Apache Drill - Getting error on KVGEN method


I have a huge dataset where each record have json data similar to below -

{"project":{"id":"2625","createDate":1542597000000,"rank":0,"highlight":false,"isDisplay":true,"isNewProject":true,"propertyId":2231,"districts":{"id":41,"name":"abc","region":"123"}}}

When I am trying to genrate key value pairs using select kvgen(t.project) from dfs.filePath t in apache drill, I am getting below error -

DrillRuntimeException: Mappify/kvgen does not support heterogeneous value types. All values in the input map must be of the same type. The field [createDate] has a differing type [minor_type: BIGINT mode: OPTIONAL ]
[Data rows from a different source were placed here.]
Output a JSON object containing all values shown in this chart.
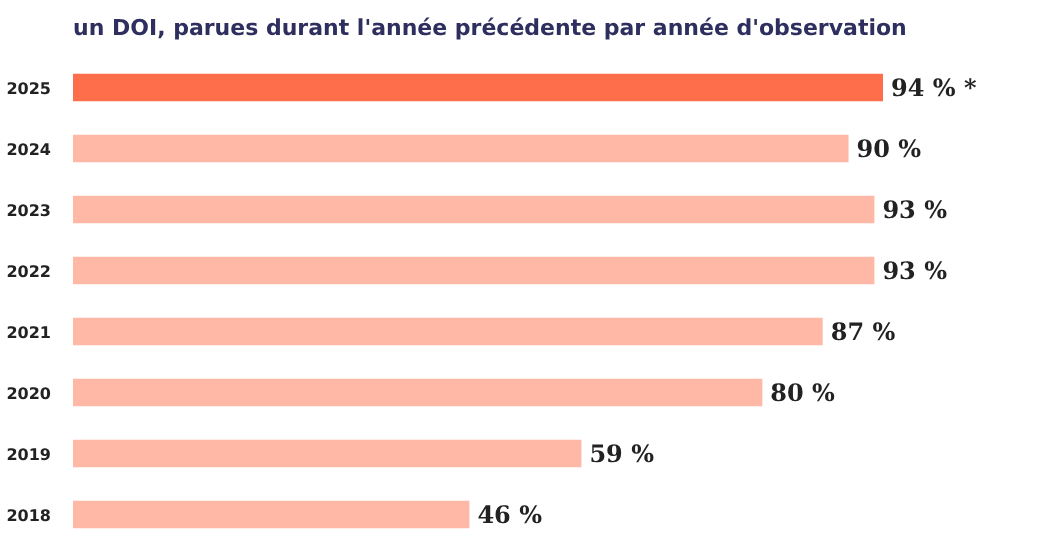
{
  "chart_data": {
    "type": "bar",
    "orientation": "horizontal",
    "title": "un DOI, parues durant l'année précédente par année d'observation",
    "categories": [
      "2025",
      "2024",
      "2023",
      "2022",
      "2021",
      "2020",
      "2019",
      "2018"
    ],
    "values": [
      94,
      90,
      93,
      93,
      87,
      80,
      59,
      46
    ],
    "colors": [
      "#ff6e4a",
      "#ffb8a6",
      "#ffb8a6",
      "#ffb8a6",
      "#ffb8a6",
      "#ffb8a6",
      "#ffb8a6",
      "#ffb8a6"
    ],
    "value_labels": [
      "94 % *",
      "90 %",
      "93 %",
      "93 %",
      "87 %",
      "80 %",
      "59 %",
      "46 %"
    ],
    "grid": false
  }
}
It looks like drill expects all values to be of same type. But how to do that? Is there any function available in drill?

My drill version is 1.9.0


Solution

  • I figured it out. KVGEN method doesn't work if json is nested. To make it work, there are two approaches which can be followed -

    • Take out the nested json outside

    {"project":{"id":"2625","createDate":1542597000000,"rank":0,"highlight":false,"isDisplay":true,"isNewProject":true,"propertyId":2231},"districts":{"id":41,"name":"abc","region":"123"}}

    and then apply KVGEN method as select kvgen(t.project) from dfs.filePath t

    • Apply kvgen method on inner json first and then use nested query as below

      select tbl2.col1.id, tbl2.col2.value from (select tbl1.project as col1, flatten(kvgen(tbl1.project.districts)) col2 from dfs.filePath tbl1) tbl2

    And as rightly mentioned by @arina-yelchiyeva, session option store.json.all_text_mode needs to be set to true.